Excellent! You now have apples and oranges, and the error rate is below 5%. But what if you add lemons to the equation? Your code, and rules written to discriminate between labels, will have to change.

With machine learning, the focus is shifting to the data. The data decides which features are important and which ones are not. Think about it in two steps:

  1. Training. This step requires gathering enough data and formatting it properly. The more data, the more accurate the ML model will be. When training is supervised, we need to assign it explicit labels: This is a Lemon image: use ‘lemon’ label; This is an Orange image: use ‘orange’ label etc. The output of the training step is commonly called a model. With training, we have been able to teach our model the correct answer to our problem.
  2. Inference. A model is available, so let’s test it. Will this model be able to infer the correct answer when it sees new lemons? This process is called inference.

This second step, inference, is fast and cheap. Once the model is loaded into memory, matrix multiplications and floating point calculations will do the math. This concept is now general availability and is already running inside embedded devices: Apple has released core-ML, an API that runs in iOS and lets developers run ML inference directly on the device. Other embedded vendors, ARM included, have yet to release similar API support in their SoC unless it is available from a compatible library.

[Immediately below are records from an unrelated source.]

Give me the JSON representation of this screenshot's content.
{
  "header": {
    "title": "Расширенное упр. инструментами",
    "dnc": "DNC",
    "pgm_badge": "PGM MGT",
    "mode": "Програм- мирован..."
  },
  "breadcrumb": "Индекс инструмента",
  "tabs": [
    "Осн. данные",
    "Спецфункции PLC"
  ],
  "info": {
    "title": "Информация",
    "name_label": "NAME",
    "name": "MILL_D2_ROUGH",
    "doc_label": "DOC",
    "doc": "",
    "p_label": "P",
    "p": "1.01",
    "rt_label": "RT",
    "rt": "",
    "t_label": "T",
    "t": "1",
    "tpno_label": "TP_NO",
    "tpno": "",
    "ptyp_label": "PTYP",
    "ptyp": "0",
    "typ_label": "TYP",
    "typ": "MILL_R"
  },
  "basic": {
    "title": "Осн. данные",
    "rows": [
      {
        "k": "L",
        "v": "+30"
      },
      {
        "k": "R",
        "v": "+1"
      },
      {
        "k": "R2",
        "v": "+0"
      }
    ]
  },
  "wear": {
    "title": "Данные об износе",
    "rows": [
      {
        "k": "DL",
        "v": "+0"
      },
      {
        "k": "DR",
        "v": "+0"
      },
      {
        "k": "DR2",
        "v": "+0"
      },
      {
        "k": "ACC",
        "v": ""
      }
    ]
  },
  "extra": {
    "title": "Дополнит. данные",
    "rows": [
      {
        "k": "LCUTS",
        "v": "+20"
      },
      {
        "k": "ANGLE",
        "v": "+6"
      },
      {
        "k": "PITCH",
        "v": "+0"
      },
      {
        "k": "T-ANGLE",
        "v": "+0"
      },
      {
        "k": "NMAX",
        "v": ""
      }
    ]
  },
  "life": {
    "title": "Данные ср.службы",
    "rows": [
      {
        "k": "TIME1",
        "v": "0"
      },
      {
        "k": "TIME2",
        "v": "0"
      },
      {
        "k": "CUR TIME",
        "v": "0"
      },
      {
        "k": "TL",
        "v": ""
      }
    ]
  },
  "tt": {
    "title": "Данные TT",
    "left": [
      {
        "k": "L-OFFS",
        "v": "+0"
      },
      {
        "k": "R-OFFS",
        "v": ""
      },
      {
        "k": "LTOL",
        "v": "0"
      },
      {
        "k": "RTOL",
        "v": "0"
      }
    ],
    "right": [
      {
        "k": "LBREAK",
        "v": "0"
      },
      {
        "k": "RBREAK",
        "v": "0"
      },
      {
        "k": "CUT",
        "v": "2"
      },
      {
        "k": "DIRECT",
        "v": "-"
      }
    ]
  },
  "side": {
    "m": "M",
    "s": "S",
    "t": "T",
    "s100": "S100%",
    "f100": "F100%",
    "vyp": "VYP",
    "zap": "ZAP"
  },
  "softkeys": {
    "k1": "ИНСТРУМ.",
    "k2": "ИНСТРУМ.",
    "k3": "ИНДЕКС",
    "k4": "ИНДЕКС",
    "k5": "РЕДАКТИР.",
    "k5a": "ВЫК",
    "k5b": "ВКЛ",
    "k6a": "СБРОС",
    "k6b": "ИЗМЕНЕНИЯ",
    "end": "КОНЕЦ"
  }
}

The hard step is training, as it requires time and strong data science knowledge. Training is data and computation intensive: you’ll want specialised and dedicated hardware! Finding the best model to fit a given data set is therefore time consuming. Without the right hardware (or cloud ML remote compute power), the most difficult problems will need months of computation and the results may not be the ones you expect.

Leaving The Past Behind

If you don’t have it yet, you don’t know what you’re missing. With image classification, the imageNet group has achieved nearly 100% accuracy. Even better, Google has released Inception after using its internal resources to train on a giant image dataset and the model is available (Apache License 2.0) on Github.

The same applies to digit classification, and the popular MNIST data set. Accuracy (inference accuracy) is beyond any other technique used in the past.

Everywhere you look, you will find difficult problems that computer science hasn’t been able to solve in the last decade. It is time to take a fresh look at them. These are exciting times to dig deeper and create new features and new solutions, with an edge on competition!